NOAA Fisheries’ Office of Law Enforcement (OLE) is offering a reward of up to $20,000 for information that leads to a civil penalty or criminal conviction in the shootings of California sea lions in and around West Seattle.

x-ray of sea lion skull with 5 circled shotgun pellets

An x-ray of a sea lion found dead on a West Seattle beach, with shotgun pellets (circled in red) in its head. Image: courtesy Washington Department of Fish and Wildlife

More than 12 sea lions have been confirmed shot in Washington’s King and Kitsap counties since September.

Sea lions and other marine mammals are protected by the Marine Mammal Protection Act (MMPA), which carries civil penalties of up to $28,520 per count, a year in prison, criminal fines, and forfeiture of any vessel involved.

“We are concerned about a number of recent reports of marine mammal deaths caused by gunshots in the greater Seattle area. OLE investigates all reported unlawful takes of sea lions,” said Greg Busch, Assistant Director of the West Coast Division of NOAA Fisheries’ Office of Law Enforcement.

A dead California Sea Lion lying in shallow water with a gunshot wound and blood on its side.

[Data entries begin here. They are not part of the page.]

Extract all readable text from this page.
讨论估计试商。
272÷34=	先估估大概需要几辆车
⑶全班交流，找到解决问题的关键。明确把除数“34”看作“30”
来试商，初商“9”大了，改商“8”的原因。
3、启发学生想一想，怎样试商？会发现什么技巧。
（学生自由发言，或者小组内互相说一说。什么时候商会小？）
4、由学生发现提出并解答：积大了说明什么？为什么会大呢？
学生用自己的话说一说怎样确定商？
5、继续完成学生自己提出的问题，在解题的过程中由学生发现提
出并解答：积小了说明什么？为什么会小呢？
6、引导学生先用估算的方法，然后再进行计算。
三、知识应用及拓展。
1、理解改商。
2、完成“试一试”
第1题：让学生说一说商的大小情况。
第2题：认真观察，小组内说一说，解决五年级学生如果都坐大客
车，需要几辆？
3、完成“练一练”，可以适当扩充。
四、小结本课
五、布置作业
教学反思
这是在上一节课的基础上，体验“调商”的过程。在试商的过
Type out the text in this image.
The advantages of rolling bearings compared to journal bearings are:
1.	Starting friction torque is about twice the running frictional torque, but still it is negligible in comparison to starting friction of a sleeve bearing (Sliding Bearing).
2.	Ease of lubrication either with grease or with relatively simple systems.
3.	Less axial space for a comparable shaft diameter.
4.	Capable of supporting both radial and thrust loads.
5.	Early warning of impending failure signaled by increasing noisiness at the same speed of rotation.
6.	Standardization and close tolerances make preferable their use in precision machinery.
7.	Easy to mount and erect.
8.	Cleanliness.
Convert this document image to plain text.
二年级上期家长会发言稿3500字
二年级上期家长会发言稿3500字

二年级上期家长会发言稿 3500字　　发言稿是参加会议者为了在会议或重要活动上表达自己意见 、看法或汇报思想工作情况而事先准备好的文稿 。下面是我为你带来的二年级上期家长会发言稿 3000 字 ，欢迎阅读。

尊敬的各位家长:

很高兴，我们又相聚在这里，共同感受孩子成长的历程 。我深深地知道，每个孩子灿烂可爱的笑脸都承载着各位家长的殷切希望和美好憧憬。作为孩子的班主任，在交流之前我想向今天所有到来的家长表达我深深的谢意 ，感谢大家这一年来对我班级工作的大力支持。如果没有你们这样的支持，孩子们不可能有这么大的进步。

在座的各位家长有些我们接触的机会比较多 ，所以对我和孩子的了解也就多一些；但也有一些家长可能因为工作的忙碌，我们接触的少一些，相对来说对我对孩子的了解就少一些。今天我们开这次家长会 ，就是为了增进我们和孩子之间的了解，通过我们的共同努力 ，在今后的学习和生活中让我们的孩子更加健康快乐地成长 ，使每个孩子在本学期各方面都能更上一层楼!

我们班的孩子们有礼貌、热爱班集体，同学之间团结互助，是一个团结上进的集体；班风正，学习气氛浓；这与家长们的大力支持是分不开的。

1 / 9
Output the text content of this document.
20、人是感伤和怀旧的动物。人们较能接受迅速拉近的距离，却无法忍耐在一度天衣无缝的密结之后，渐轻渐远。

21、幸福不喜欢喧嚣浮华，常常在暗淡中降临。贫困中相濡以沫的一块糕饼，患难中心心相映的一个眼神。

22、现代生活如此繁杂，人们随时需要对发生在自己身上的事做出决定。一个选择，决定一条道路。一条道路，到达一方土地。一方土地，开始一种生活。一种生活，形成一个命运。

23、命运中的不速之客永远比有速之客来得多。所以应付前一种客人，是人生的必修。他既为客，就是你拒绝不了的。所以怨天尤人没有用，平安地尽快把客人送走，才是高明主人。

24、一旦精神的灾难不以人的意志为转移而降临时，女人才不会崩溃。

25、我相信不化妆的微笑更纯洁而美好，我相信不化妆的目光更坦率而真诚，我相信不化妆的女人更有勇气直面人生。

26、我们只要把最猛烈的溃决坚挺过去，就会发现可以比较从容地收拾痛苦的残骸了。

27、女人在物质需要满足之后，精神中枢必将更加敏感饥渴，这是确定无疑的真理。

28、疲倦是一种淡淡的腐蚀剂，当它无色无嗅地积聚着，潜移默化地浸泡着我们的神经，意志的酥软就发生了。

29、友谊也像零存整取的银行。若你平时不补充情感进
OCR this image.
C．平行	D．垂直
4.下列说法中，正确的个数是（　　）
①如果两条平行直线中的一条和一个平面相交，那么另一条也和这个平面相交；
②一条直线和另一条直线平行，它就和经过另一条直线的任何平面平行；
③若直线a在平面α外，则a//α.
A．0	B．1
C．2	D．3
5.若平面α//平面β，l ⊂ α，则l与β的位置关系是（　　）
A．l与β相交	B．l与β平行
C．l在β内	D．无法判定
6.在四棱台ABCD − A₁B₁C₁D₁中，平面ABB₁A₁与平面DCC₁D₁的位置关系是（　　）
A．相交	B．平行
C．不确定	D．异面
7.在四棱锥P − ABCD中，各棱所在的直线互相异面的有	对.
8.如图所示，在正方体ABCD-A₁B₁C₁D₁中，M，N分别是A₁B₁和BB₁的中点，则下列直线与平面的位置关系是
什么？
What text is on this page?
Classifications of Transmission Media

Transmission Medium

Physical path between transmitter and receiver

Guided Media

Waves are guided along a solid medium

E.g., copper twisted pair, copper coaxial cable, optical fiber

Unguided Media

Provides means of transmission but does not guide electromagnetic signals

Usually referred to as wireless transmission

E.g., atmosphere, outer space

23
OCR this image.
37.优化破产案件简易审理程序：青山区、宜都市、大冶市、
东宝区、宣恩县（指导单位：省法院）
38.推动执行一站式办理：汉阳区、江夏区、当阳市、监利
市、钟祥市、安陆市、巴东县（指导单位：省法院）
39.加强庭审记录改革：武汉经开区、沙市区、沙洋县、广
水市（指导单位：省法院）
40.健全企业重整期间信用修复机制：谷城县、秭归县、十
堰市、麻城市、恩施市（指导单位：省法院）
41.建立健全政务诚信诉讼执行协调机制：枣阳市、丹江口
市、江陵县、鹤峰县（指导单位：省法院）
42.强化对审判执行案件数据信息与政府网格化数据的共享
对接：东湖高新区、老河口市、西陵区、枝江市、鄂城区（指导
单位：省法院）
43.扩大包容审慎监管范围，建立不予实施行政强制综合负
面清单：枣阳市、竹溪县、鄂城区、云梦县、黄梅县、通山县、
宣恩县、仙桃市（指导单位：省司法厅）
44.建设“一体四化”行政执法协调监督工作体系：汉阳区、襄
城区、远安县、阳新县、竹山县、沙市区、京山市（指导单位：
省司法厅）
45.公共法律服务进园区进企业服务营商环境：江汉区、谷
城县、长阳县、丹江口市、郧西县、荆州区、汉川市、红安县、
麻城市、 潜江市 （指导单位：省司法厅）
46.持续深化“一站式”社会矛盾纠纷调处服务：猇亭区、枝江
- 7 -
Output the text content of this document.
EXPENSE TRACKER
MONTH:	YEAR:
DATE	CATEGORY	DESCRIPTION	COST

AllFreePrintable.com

A California sea lion found dead on a West Seattle Beach with a gunshot wound. Photo: Robin Lindsey

Anyone with information should call the case agent direct at 206-526-4300 or the 24/7 hotline for reporting marine resource violations at 1-800-853-1964.  To report a dead, injured, or stranded marine mammal, call the West Coast Marine Mammal Stranding Network: 1-866-767-6114.

Sea lion shootings have become a regular occurrence in the Pacific Northwest during fall and winter, when male sea lions travel north from their rookeries in the Channel Islands in Southern California to feed. The number of shootings confirmed so far this winter is substantially greater than other recent years.

The MMPA prohibits harassment, hunting, capturing, or killing of marine mammals. However, the law contains exceptions allowing non-lethal methods to deter marine mammals from damaging private property, including fishing gear and catch, so long as it does not result in the death or serious injury of an animal.